Gewerblicher Grundstückshandel trotz angedrohter Versteigerung
Das Finanzamt darf selbst dann einen gewerblichen Grundstückshandel unterstellen, wenn es durch die Androhung der Zwangsversteigerung selbst den Anlass für den Verkauf der Immobilie liefert.

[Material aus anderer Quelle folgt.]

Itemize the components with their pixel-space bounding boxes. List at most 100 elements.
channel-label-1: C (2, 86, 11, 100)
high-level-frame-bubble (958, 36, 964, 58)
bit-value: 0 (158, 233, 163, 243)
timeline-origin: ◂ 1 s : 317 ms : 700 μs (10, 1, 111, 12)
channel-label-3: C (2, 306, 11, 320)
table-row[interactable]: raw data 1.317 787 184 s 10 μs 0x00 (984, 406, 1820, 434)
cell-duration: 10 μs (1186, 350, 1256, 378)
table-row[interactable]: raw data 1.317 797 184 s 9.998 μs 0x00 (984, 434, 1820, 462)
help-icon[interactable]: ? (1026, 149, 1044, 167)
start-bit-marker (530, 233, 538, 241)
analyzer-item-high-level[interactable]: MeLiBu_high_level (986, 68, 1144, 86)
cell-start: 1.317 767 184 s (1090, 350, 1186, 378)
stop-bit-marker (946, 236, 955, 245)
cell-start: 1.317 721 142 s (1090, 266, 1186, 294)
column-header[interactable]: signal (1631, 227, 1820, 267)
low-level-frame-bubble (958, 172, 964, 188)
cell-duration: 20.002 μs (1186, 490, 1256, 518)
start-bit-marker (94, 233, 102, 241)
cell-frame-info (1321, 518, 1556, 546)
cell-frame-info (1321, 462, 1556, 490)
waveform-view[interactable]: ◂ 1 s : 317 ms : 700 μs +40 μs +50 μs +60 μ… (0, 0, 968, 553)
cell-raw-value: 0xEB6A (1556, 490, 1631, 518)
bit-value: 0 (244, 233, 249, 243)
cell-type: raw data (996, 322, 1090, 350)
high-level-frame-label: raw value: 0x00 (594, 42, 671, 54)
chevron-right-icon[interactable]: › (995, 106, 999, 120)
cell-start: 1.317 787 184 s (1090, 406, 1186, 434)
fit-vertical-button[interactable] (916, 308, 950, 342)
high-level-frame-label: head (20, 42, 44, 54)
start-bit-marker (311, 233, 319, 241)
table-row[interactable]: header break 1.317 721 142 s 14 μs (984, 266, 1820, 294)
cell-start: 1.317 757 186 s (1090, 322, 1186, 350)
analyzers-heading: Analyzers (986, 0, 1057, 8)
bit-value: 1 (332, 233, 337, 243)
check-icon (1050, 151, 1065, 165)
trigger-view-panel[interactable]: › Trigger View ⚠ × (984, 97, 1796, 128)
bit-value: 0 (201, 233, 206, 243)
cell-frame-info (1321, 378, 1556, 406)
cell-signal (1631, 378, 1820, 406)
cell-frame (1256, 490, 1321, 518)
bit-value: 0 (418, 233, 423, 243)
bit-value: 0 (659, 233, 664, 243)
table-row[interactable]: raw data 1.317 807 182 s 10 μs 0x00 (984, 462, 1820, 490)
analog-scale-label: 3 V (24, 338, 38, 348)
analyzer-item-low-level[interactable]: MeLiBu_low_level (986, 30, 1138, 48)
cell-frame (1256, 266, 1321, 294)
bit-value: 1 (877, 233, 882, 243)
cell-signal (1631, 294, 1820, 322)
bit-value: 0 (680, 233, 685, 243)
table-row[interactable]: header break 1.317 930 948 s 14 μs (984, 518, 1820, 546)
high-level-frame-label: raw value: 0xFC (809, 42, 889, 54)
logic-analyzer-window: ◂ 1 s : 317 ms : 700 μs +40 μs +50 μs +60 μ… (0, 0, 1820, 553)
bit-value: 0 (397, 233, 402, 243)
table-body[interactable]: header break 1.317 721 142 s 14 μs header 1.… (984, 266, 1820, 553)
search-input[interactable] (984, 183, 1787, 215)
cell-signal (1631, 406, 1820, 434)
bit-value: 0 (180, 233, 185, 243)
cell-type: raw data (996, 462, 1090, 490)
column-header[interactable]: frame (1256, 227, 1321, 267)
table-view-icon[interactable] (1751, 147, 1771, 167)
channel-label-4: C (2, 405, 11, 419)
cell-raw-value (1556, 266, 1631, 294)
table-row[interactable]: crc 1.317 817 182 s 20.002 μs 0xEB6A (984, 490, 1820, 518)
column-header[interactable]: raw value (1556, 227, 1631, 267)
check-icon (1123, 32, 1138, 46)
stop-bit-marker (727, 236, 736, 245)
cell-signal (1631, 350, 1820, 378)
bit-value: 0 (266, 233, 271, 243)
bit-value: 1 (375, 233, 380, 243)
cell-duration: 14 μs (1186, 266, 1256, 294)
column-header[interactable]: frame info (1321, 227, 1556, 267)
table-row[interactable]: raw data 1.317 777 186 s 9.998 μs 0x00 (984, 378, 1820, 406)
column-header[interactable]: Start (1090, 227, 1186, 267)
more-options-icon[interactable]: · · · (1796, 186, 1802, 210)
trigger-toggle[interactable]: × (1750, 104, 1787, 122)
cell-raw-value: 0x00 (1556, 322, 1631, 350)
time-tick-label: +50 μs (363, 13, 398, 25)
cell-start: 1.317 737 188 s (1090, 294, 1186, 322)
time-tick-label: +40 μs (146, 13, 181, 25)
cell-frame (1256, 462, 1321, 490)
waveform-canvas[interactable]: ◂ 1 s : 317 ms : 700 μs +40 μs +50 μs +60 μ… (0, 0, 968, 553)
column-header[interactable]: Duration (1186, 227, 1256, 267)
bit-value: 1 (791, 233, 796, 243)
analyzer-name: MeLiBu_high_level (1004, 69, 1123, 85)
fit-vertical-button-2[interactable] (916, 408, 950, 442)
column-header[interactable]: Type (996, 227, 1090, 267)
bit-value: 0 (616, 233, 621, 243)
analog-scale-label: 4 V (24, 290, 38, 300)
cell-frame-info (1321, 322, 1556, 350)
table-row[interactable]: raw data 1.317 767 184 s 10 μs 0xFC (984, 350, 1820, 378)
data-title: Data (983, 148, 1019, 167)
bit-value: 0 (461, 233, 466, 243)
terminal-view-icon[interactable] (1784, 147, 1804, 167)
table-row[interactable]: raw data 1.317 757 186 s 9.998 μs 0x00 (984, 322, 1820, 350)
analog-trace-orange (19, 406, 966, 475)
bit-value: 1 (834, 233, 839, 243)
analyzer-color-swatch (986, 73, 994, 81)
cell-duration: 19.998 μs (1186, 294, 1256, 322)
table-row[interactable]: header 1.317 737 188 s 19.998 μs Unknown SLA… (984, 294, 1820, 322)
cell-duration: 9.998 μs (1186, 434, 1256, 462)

Schon lange hat der Bundesfinanzhof die Drei-Objekt-Grenze als Anscheinsbeweis für einen gewerblichen Grundstückshandel aufgestellt. Wer innerhalb von fünf Jahren mehr als drei Objekte anschafft und wieder verkauft, muss auf den Verkaufserlös nicht nur Einkommen-, sondern auch Gewerbesteuer zahlen. Dabei sind die persönlichen oder finanziellen Beweggründe für den Verkauf der Immobilien ohne Belang. Das gilt selbst dann, wenn der Verkauf aufgrund der Ankündigung der Zwangsversteigerung erfolgt. Damit zeigt der Bundesfinanzhof wenig Milde für einen Immobilienbesitzer, der aufgrund hoher Steuerschulden seine Immobilien verkauft hat, weil das Finanzamt sonst eine Versteigerung veranlasst hätte.